Coluna Sal da Terra: Sonhar com algo diferente

Farei da minha coluna de hoje um espaço de discussão crítica e analítica sobre o chamado meio ambiente.

Vou relembrar um episódio de quando descobrimos um Parque dentro do Rio Salinas, e num encontro com jovens estudantes, que foram visitar o Rio Salinas para ver o que já era uma preocupação central no âmbito da questão ambiental.

Imagem: Internet

Depois vieram as trágicas cheias de 2021, quando grande parte da cidade foi invadida e muitas pessoas tiveram que ser deslocadas dos seus lugares originais.

Eu queria que naquele contato que tivessem com o Rio Salinas, aqueles jovens olhassem para o rio não como uma coisa, não como um componente da geografia, mas que percebessem o Rio como uma entidade viva, como uma criatura que não existe apenas entre duas margens, apenas entre uma foz e uma nascente. Mas que partilhassem daquilo que é visão das pessoas mais antigas, ou os primeiros habitantes do Rio Salinas.

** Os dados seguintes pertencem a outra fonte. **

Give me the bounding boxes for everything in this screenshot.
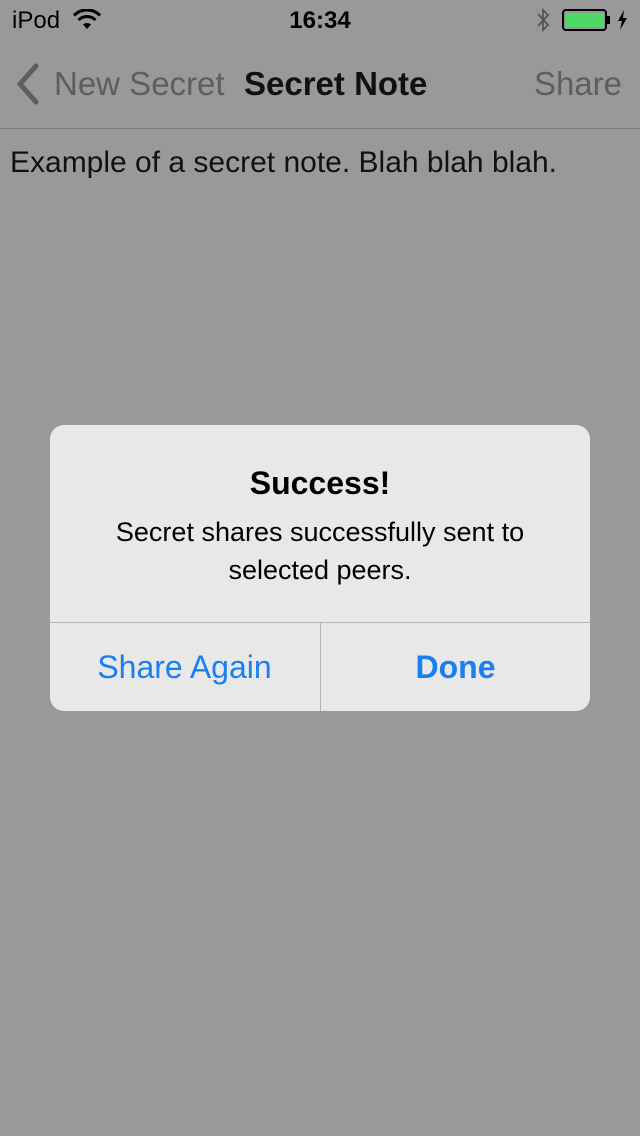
alert-dialog: Success! Secret shares successfully sent… (50, 425, 590, 711)
done-button[interactable]: Done (321, 623, 590, 711)
alert-message: Secret shares successfully sent to selec… (115, 517, 525, 585)
note-text[interactable]: Example of a secret note. Blah blah blah… (10, 146, 630, 180)
share-again-button[interactable]: Share Again (50, 623, 319, 711)
alert-title: Success! (249, 465, 391, 501)
back-button[interactable]: New Secret (14, 62, 225, 106)
screen: iPod 16:34 New Secret Secret Note Share (0, 0, 640, 1136)
battery-icon (562, 9, 610, 31)
back-button-label: New Secret (54, 65, 225, 102)
page-title: Secret Note (244, 65, 428, 102)
chevron-left-icon (17, 63, 39, 105)
nav-bar: New Secret Secret Note Share (0, 40, 640, 129)
bluetooth-icon (537, 7, 550, 33)
status-bar: iPod 16:34 (0, 0, 640, 40)
share-button[interactable]: Share (534, 65, 622, 103)
charging-bolt-icon (618, 10, 627, 30)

Por exemplo, as pessoas que contatamos ao longo das margens, ainda chamam o Rio de morada dos primitivos, que quer dizer: o rio é a casa de todos.

Para além dessa dimensão poética que me encanta, também há ali uma sabedoria, uma percepção que foi construída ao longo do tempo, desse comportamento sazonal de um Rio.

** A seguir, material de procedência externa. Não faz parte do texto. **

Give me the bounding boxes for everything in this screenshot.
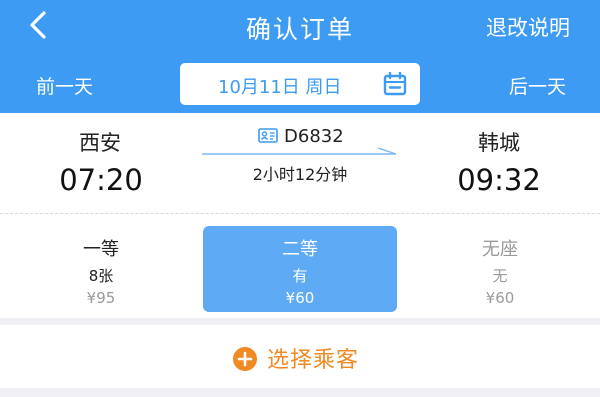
top-header: 确认订单 退改说明 前一天 10月11日 周日 后一天	[0, 0, 600, 113]
seat-class: 一等	[83, 239, 119, 260]
select-passenger-button[interactable]: 选择乘客	[0, 325, 600, 388]
calendar-icon	[383, 72, 407, 96]
seat-option-no-seat[interactable]: 无座 无 ¥60	[403, 226, 597, 312]
add-circle-icon	[233, 347, 257, 371]
seat-price: ¥60	[485, 289, 515, 307]
previous-day-button[interactable]: 前一天	[36, 72, 93, 99]
seat-options: 一等 8张 ¥95 二等 有 ¥60 无座 无 ¥60	[0, 214, 600, 318]
departure-station: 西安	[79, 131, 121, 155]
departure-time: 07:20	[59, 163, 143, 197]
arrival-time: 09:32	[457, 163, 541, 197]
seat-price: ¥60	[285, 289, 315, 307]
next-day-button[interactable]: 后一天	[509, 72, 566, 99]
train-number: D6832	[258, 126, 344, 147]
seat-option-second-class[interactable]: 二等 有 ¥60	[203, 226, 397, 312]
arrival-station: 韩城	[478, 131, 520, 155]
route-arrow	[202, 147, 397, 155]
seat-option-first-class[interactable]: 一等 8张 ¥95	[4, 226, 198, 312]
id-card-icon	[258, 128, 278, 143]
travel-duration: 2小时12分钟	[252, 165, 348, 184]
seat-availability: 有	[292, 267, 308, 285]
seat-class: 二等	[282, 239, 318, 260]
train-number-text: D6832	[284, 126, 344, 147]
select-passenger-label: 选择乘客	[267, 348, 360, 373]
seat-availability: 无	[492, 267, 508, 285]
seat-price: ¥95	[86, 289, 116, 307]
seat-class: 无座	[482, 239, 518, 260]
seat-availability: 8张	[88, 267, 114, 285]
date-selector[interactable]: 10月11日 周日	[180, 63, 420, 105]
refund-change-policy-link[interactable]: 退改说明	[486, 12, 570, 42]
train-info-panel: 西安 07:20 D6832 2小时12分钟 韩城 09:32	[0, 113, 600, 215]
selected-date: 10月11日 周日	[218, 77, 342, 98]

O que aconteceu não é uma anormalidade. É assim que o Rio nasceu, é assim que o Rio vive, com esta periodicidade de inundações, foi assim que construiu este longo vale.

Portanto, o assunto das alterações climáticas tem de ser visto como alguma coisa que não é completamente nova.

Não estamos descobrindo uma coisa que era completamente ignorada.

Essas pessoas tinham essa percepção, construíram todo o seu convívio com esta sazonalidade.

Há uma sabedoria que está viva, como está viva a língua daquele povo, num diálogo com a natureza.

Persiste essa sabedoria, as pessoas percebiam pela chegada de certo tipo de pássaros, pela invasão de certo tipo de formigas, percebiam que estão perante a aproximação de um evento extremo.

Lembram que os patinhos salvaram da grande cheia?

Tive notícias de outros animais que também se salvaram, numa percepção clara que há um diálogo com a natureza.

Eles percebem os sinais das chuvas, dos pássaros, das águas e dos bichos.

Essa percepção está traduzida numa língua que é diferente porque consta realmente de uma outra visão da natureza e da vida.

Não há palavras para dizer coisas que nós pensamos e que são conceitos universais.

Por exemplo, não existem palavras específicas para dizer meio ambiente, palavras para dizer clima, no meio dos povos primitivos.

Os povos primitivos seguiam a lua, o sol, a chuva.
Há o mês do plantio, que coincide com a colheita em determinada fase da lua, há diferentes luas conforme as estações que vão sucedendo.

O fato de não haver para os povos primitivos a palavra clima ou palavra meio ambiente, não significa ignorância dos povos primitivos.

Significa outra ideia, outra percepção em que não há essa distinção que foi criada na ciência, em que separou aquilo que era cultura, aquilo que era sociedade e natureza.

Há uma percepção, como no caso das chuvas pelos sinais da natureza.

Quer dizer, a chuva é uma espécie de linguagem, uma conversa entre seres vivos, e o rio, a chuva, o sol, a lua são seres vivos que comunicam com nós.

Esse diálogo é permanente e é desse equilíbrio entre essas esferas que se consegue uma harmonia social, uma estabilidade dentro da vida das pessoas.

Percebemos que o acontecimento com o Rio, como se o desequilíbrio ambiental tivesse que ter soluções puramente ambientais.

Todos sabem que para resolver os desequilíbrios ambientais é preciso mexer na economia, tomar medidas políticas, mexer com o social, a educação e mexer em tudo.

Os povos primitivos já sabiam que a natureza é uma morada de todos, e não uma morada da espécie humana que recebe os “outros”.

Aí as escolas, os movimentos chamados de ecologistas voltam a se centrar na espécie humana o que seria o sentido de posse, de administradores.

O discurso é centrado no ser humano, porque sugere que os que estragaram o planeta vão ser os salvadores do planeta.

A biologia introduziu conceitos que podem ajudar a mudar radicalmente a nossa visão de quem somos e nossa relação com os outros.

A ideia é sonhar diferente, não misturar as estações e ver que a natureza é a morada de todos, e isso será um dos principais motores para a nossa evolução.

Isto é, tem que rever a ideia de meio ambiente, como algo separado de humanos e a natureza.

De fato, muitos seres vivos e nós próprios conseguimos sobreviver porque fomos capazes de estabelecer relações de reciprocidade, de ajuda mútua.